With so many web platforms rolled out today, web certificate transparency has become compromised over time. Initially, the certificate transparency project is intended to help eliminate security attacks, server impersonation and man-in-the-middle attacks.
Transparent Web certification is achieved by providing open framework for monitoring and auditing SSL certificates in nearly real time. This way giving users the impression that the website they’re visiting is authentic and their connection is secure. This has however not been the case with Google products and services following an interminable feud between the firm and CNNIC an administrative agency responsible for internet affairs and also manages both the “.cn” country code top level domain in China.
Google has accused China Internet Network Information Center (CNNIC) of endangering the search firm’s users with accounts in any of its products in this case the most affected being Google mail and applications operated by the company. This is however not the first time the company is airing complaints of the same by the Chinese Internet regulator. In 2011, Google accused the Chinese government of hacking Gmail service in an attempt to quell a social uprising in the country.
The attacks happened in an attempt of the government to suppress a social uprising in the country, smartly done in a way it looked like the blockage was from Gmail’s end. Recently, CNNIC through MCS holdings, a firm contracted by the Chinese company to provide certificates, issued several unauthorized certificates to domains of its own which posed vulnerability to man-in-the-middle attacks for its users.
Even after MCS holdings admitted to being involved in what they termed as ‘human error”, Google expressed disappointment to the Internet regulator saying CNNIC had delegated their substantial authority to an organization that was not fit to hold it.
The mis-issued certificates to the domains are likely to affect users using all browsers and operating systems since MCS installed the domains in man-in-the-middle proxy which would mean faults like hijacked information since these devices interrupt secure connections by posing as intended destinations.
After investigation by both Google and CNNIC, the Internet regulator’s root will no longer be recognized as Google’s product which has been said to take effect in the near future.
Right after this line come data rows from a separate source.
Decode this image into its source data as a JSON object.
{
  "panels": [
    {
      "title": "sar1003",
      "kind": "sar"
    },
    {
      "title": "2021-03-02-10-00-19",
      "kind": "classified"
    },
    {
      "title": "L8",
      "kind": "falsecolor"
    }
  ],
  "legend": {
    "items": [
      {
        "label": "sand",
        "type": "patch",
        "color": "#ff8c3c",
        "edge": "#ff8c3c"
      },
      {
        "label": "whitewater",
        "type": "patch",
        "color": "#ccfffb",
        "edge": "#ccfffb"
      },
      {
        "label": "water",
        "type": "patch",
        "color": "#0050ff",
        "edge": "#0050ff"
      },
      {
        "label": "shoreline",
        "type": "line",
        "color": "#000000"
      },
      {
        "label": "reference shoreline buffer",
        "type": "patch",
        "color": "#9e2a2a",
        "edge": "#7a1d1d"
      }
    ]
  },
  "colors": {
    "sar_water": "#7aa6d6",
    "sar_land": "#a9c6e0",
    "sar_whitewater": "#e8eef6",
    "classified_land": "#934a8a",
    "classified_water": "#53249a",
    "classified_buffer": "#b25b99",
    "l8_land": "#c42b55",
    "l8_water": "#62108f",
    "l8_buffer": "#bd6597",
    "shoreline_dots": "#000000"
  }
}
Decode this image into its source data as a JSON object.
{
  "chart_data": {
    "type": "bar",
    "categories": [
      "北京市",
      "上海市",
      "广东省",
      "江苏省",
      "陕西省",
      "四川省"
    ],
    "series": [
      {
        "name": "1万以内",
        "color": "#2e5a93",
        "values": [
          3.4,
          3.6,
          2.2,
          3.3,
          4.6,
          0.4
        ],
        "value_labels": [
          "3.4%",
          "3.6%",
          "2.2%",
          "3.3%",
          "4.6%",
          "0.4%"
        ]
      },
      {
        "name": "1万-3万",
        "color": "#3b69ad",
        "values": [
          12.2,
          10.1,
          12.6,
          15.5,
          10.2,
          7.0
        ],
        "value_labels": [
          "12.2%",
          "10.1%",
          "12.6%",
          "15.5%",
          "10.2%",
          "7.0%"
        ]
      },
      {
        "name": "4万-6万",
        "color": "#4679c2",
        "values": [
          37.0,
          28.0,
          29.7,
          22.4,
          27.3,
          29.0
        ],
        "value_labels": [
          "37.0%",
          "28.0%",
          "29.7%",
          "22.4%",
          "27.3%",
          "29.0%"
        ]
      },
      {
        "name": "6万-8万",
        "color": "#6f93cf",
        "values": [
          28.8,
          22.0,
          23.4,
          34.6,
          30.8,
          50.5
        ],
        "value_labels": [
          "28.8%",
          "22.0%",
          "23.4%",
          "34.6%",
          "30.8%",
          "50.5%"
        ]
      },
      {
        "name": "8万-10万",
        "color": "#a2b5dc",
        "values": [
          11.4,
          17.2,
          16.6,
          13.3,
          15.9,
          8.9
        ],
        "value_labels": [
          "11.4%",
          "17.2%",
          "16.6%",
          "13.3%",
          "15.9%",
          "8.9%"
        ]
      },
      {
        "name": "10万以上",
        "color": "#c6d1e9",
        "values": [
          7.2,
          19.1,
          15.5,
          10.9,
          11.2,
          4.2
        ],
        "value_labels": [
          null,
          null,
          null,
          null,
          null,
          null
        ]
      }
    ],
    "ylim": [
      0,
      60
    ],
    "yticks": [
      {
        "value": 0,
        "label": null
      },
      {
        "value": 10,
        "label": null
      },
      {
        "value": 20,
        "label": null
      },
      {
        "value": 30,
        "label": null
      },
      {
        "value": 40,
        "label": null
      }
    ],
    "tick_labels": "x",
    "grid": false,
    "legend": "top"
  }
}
For the meantime, CNNIC’s existing certificates will continue to be marked as trusted in Chrome through the use of a disclosed whitelist.
The recent software hitch has however been linked to Google’s neglect to renew a security certificate for Gmail and its app services which would compromise secure connection to a destination in respond to the claim, Google said a security lapse by the CNNIC meant the certificates could no longer be trusted.
In the same breath, Google has assured chrome users of their safety and there would be no need to change passwords since there is no indication of abuse to the user. The firm has accused CNNIC for neglecting suitable technical and procedural controls which is why the firm has promised appropriate action to control the situation.
As expected, CNNIC is not in agreement with the decision made by the company saying the move is unacceptable and unintelligible asking Google to take users’ rights and interests into full consideration. The search engine firm has however welcomed CNNIC to reapply for trusted status once procedural controls are in place.